安全デバイスの良し悪しって、テストコースだとよくわからないんだよね。意識が集中するから。でも日常的に乗るとかなりいろんな不具合が見えてくるんだ。

 スカイラインのプロパイロットを運転した人はいるかな? どんな感じだと思いますか?

 僕の場合、まず高速でハンドルから手を離して膝の上に下すと眠くなる。寝るときに手を挙げる人はいないわけで。目をつむるとプロパイロットに注意喚起されるので、寝たりはしないのだけど、意識がぼーっとしてくる。ウインドウスクリーン越しにもちろん景色は見ていているのだけど、ただ見ている。

 高速道路を走っていたら前方に発煙筒が落ちていたとする。普通ならハンドルを切ってすっとよけるよね。ところが作動中は「ああ落ちているなあ」という感覚で、漠然とプロパイロットどうするんだろうなと思っていたら、通り過ぎていた。驚いたのはプロパイロットが避けなかったことではなく、自分が反応しなかったこと。意識がぼーっとしてくるんだね。目は開いているけど、見てはいるけど見ていない。

 もともと人間の脳は目の前にある映像から自分に必要な情報だけを取る。つまり漠然と見ていて必要性のあることしか見ていない。

 プロパイロットで運転してもらっていると、確かに楽だが、その楽さに甘んじて、運転に関心がなくなってくる。見ているようで見ていない状態があるということを知っている必要がある。車線の合流などではプロパイロットが運転をやめてしまうから、そのとき運転者にバトンが突然渡されることとなる。ちょっとあわてるね。

 日常的に長期間運転してみてわかったことは、プロパイロットは非常によくできていて、楽だし、面白い。

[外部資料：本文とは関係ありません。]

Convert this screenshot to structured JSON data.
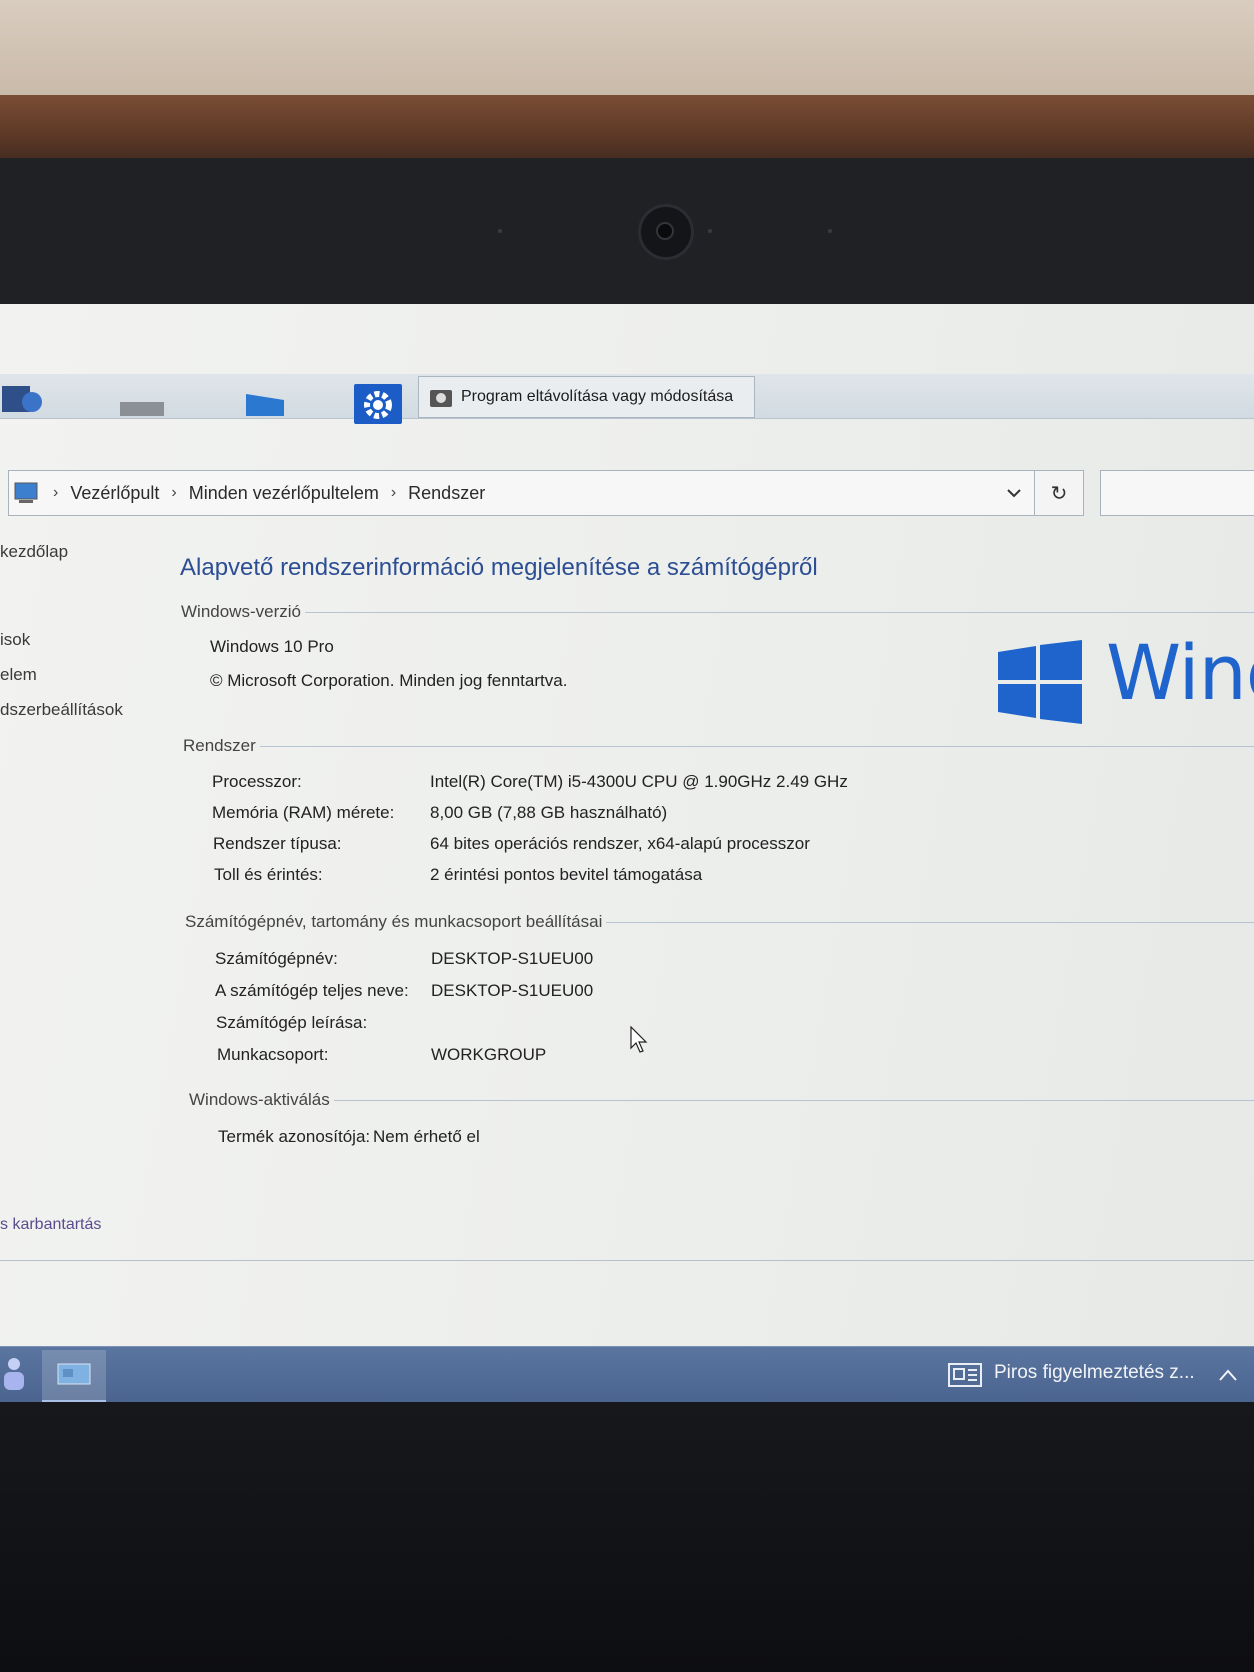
{
  "toolbar": {
    "popup_label": "Program eltávolítása vagy módosítása"
  },
  "address": {
    "crumbs": [
      "Vezérlőpult",
      "Minden vezérlőpultelem",
      "Rendszer"
    ]
  },
  "left_nav": {
    "items": [
      "kezdőlap",
      "isok",
      "elem",
      "dszerbeállítások"
    ],
    "bottom_link": "s karbantartás"
  },
  "main": {
    "title": "Alapvető rendszerinformáció megjelenítése a számítógépről",
    "windows_version": {
      "header": "Windows-verzió",
      "edition": "Windows 10 Pro",
      "copyright": "© Microsoft Corporation. Minden jog fenntartva.",
      "logo_text": "Wind"
    },
    "system": {
      "header": "Rendszer",
      "rows": [
        {
          "label": "Processzor:",
          "value": "Intel(R) Core(TM) i5-4300U CPU @ 1.90GHz   2.49 GHz"
        },
        {
          "label": "Memória (RAM) mérete:",
          "value": "8,00 GB (7,88 GB használható)"
        },
        {
          "label": "Rendszer típusa:",
          "value": "64 bites operációs rendszer, x64-alapú processzor"
        },
        {
          "label": "Toll és érintés:",
          "value": "2 érintési pontos bevitel támogatása"
        }
      ]
    },
    "computer": {
      "header": "Számítógépnév, tartomány és munkacsoport beállításai",
      "rows": [
        {
          "label": "Számítógépnév:",
          "value": "DESKTOP-S1UEU00"
        },
        {
          "label": "A számítógép teljes neve:",
          "value": "DESKTOP-S1UEU00"
        },
        {
          "label": "Számítógép leírása:",
          "value": ""
        },
        {
          "label": "Munkacsoport:",
          "value": "WORKGROUP"
        }
      ]
    },
    "activation": {
      "header": "Windows-aktiválás",
      "product_id_label": "Termék azonosítója:",
      "product_id_value": "Nem érhető el"
    }
  },
  "taskbar": {
    "news_text": "Piros figyelmeztetés z..."
  },
  "colors": {
    "accent": "#1f64cc",
    "title": "#2d4e93",
    "taskbar": "#4a648f"
  }
}
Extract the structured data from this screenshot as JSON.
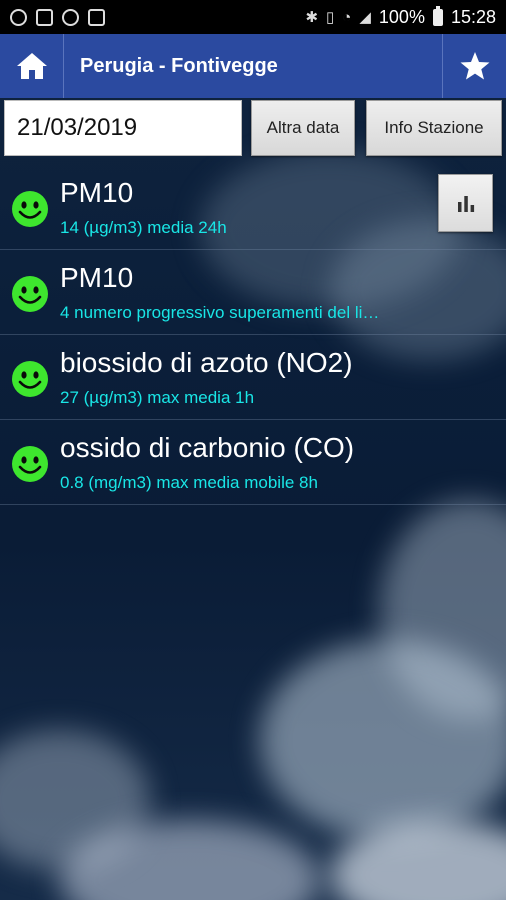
{
  "status_bar": {
    "battery": "100%",
    "time": "15:28",
    "icons": [
      "chrome-icon",
      "gallery-icon",
      "messenger-icon",
      "image-icon"
    ],
    "right_icons": [
      "bluetooth-icon",
      "vibrate-icon",
      "wifi-icon",
      "signal-icon",
      "battery-icon"
    ]
  },
  "app_bar": {
    "title": "Perugia - Fontivegge",
    "left_icon": "home-icon",
    "right_icon": "star-icon"
  },
  "controls": {
    "date": "21/03/2019",
    "altra_data": "Altra data",
    "info_stazione": "Info Stazione"
  },
  "pollutants": [
    {
      "name": "PM10",
      "detail": "14 (µg/m3)   media 24h",
      "status": "good",
      "icon": "smiley-icon"
    },
    {
      "name": "PM10",
      "detail": "4 numero progressivo superamenti del li…",
      "status": "good",
      "icon": "smiley-icon"
    },
    {
      "name": "biossido di azoto (NO2)",
      "detail": "27 (µg/m3) max media 1h",
      "status": "good",
      "icon": "smiley-icon"
    },
    {
      "name": "ossido di carbonio (CO)",
      "detail": "0.8 (mg/m3) max media mobile 8h",
      "status": "good",
      "icon": "smiley-icon"
    }
  ],
  "colors": {
    "app_bar": "#2b4aa0",
    "detail_text": "#19e6e6",
    "status_good": "#3ee62e"
  }
}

 でも安全に寄与するかと言ったら、運転者次第かな。運転に不慣れな人にとっては、難しいのでは。急にバトンを渡されてすぐに覚醒できるか。技術の進歩は大切だが、新技術で気をつけなければならないのは、人間とのインターフェースのこと。

 結局いくら安全装置を作っても人間の意識が落ちていけば安全は確保できない。ここが完全自動操縦に向かう途中段階での難しさだろうと思うのだ。